Time for the annual flying club outing to Plockton which yet again saw no-one flying there from East Fortune (one intrepid soul had left for Gigha the day before and managed to reach Plockton up the west coast) due to very low cloud over the munro height mountains. George had been up there for a few days before and took the chance to get 5 engine failures, one over the unforgiving heather and rocks of Applecross, before retiring to the hanger to take his engine to pieces and find a piece of rubber in the carburettor.
Kim and I drove up via the Real Food cafe at Tyndrum for lunch and wild swimming in the whisky coloured water of the River Etive. Kim shivered on the rocks as I lowered myself into the strong current – she had checked I was fully insured and asked me to swim down the waterfall – I declined her kind encouragement. Swimming in the pool felt great once the cold wore off. It felt great getting out finally after swimming in whisky.
Cake and beer at the Cluanie Inn and Plockton arrived soon enough for an evening of beer and wine and seafood at the Plockton Shores then back to the Plockton Inn for a bucketful of alcohol until we were all asked to leave the bar. Yes we were back in Plockton.
The weather was still bad the next day – I stayed in the hanger to erect my kayak as the rest spread themselves around parts of Skye. The kayak construction which in the sales literature takes 30 minutes – at Achiltibuie took 2 hours and in the hanger on the concrete floor took 6 hours and was squint (possibly causing the additional delays). But hey I worked through various strategies on construction so was a step forward and had an assembled kayak ready to launch. The hanger was rocking in the wind – the weather was no better.

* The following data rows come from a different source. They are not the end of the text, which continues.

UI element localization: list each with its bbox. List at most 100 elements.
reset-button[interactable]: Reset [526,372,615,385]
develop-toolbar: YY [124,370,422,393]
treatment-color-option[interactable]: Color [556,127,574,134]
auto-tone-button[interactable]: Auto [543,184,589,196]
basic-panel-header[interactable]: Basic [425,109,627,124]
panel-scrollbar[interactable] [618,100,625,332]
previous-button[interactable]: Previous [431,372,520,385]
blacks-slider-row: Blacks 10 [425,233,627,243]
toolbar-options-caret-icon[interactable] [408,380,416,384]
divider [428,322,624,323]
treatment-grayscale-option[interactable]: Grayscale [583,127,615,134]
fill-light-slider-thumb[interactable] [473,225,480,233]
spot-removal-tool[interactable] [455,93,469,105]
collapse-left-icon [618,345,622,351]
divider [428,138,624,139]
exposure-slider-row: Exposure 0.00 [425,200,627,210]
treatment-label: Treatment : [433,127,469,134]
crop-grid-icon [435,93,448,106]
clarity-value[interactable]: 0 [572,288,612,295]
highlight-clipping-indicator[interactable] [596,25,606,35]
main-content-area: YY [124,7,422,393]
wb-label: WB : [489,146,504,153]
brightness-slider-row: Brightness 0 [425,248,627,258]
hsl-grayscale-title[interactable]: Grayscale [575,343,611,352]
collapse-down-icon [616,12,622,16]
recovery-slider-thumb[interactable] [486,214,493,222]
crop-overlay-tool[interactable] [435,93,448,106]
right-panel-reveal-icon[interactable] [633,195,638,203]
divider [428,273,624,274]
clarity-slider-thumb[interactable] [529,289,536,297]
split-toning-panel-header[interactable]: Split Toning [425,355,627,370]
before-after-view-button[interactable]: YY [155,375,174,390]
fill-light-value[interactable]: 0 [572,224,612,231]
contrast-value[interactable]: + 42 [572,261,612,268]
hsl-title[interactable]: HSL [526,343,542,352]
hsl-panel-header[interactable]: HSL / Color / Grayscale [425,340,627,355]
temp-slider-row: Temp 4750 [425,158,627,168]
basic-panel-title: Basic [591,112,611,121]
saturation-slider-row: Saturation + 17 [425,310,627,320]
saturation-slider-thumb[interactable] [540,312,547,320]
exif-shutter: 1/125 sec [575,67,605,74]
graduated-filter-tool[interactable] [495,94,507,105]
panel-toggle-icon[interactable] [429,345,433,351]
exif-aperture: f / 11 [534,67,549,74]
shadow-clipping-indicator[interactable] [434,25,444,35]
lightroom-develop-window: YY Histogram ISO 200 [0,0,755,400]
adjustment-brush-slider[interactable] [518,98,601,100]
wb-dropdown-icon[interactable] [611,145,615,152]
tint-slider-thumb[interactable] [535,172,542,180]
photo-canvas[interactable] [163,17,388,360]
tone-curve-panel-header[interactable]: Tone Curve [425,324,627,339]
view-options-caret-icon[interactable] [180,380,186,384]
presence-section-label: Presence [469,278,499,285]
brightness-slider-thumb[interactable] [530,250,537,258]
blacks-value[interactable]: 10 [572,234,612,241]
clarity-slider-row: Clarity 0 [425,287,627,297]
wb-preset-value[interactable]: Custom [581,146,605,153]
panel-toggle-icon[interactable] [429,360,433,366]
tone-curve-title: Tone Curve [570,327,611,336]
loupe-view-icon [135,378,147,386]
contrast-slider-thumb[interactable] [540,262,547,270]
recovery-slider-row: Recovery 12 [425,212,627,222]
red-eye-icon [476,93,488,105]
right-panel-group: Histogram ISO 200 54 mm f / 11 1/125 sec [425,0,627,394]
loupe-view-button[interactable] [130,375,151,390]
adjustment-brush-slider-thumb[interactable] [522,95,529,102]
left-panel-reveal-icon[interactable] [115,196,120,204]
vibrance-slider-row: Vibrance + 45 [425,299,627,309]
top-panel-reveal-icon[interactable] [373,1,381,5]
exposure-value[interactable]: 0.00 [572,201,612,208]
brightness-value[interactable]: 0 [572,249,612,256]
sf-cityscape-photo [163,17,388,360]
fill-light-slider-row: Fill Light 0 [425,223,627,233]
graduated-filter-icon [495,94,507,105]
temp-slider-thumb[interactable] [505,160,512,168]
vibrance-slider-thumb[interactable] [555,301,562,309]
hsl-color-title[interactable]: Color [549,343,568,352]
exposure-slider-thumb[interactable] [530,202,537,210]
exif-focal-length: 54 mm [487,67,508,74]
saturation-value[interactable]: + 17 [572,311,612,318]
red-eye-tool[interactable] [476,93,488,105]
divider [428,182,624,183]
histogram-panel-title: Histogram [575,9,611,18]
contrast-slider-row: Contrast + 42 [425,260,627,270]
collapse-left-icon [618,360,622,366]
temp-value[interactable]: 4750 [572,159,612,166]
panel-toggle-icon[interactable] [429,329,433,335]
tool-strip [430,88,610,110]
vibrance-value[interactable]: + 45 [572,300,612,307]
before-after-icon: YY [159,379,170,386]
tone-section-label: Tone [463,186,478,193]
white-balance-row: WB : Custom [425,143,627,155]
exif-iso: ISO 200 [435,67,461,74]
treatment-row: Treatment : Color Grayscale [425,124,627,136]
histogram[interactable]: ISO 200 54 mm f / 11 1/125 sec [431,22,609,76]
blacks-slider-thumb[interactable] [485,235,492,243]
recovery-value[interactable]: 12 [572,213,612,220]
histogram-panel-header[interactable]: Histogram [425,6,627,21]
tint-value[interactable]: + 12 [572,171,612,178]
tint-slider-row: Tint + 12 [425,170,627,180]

I walked down from the airfield to the water – it did not look far on Google Earth but in reality it was over the runway, through a locked gate down a field of cows and a windey narrow stony path through gorse bushes to the stony beach. Taking a 16.5 foot long and quite a wide kayak that way was not going to be fun so I decided to abandon todays launch and attach it to the car and take it to Plockton harbour for a 10am launch. Unfortunately I let this be known over a few drinks to the rest of the club.
Everyone appeared at 10 on Plockton shoreline – laden with photographic equipment and cheers of encouragement. There was a paddle crisis solved by Kim as I dressed in a bright yellow dry suit, put my booties and gloves on and now PFD enhanced strode down with my constructed paddle to the shoreline. My bright red chariot awaited – but I wasn’t going to simply get in and paddle.
I had made this thing up and it was squint I had no idea of its ability to float or steer in a straight line or if I could get out when it inevitably capsized. So it was easy does it and I sat on top and tried some paddling measures.
It was surprisingly stable – with me on top and legs dangling over the side i could rock from side to side without it tipping excessively. Paddling forward and back revealed a turn to the right probably from the squint.
I lifted my legs up to slip them in and the resultant instability tipped me into the drink and the kayak was upside down. It’s sea sock meant there was minimal water in the kayak and it was easy to dump the water from the seasock out. Back to shore and this time getting in properly. This time it really did feel stable and I paddled around the island – until I discovered that as the tide was going out towards low tide the island was quite shallow in lots of parts and wasn’t entirely circumnavigable without portage. So I returned to shore to cries of “deploy your rudder’ – pulled the white rope and to shrieks of laughter my rudder flopped into the water – the only moving part of the boat and it worked!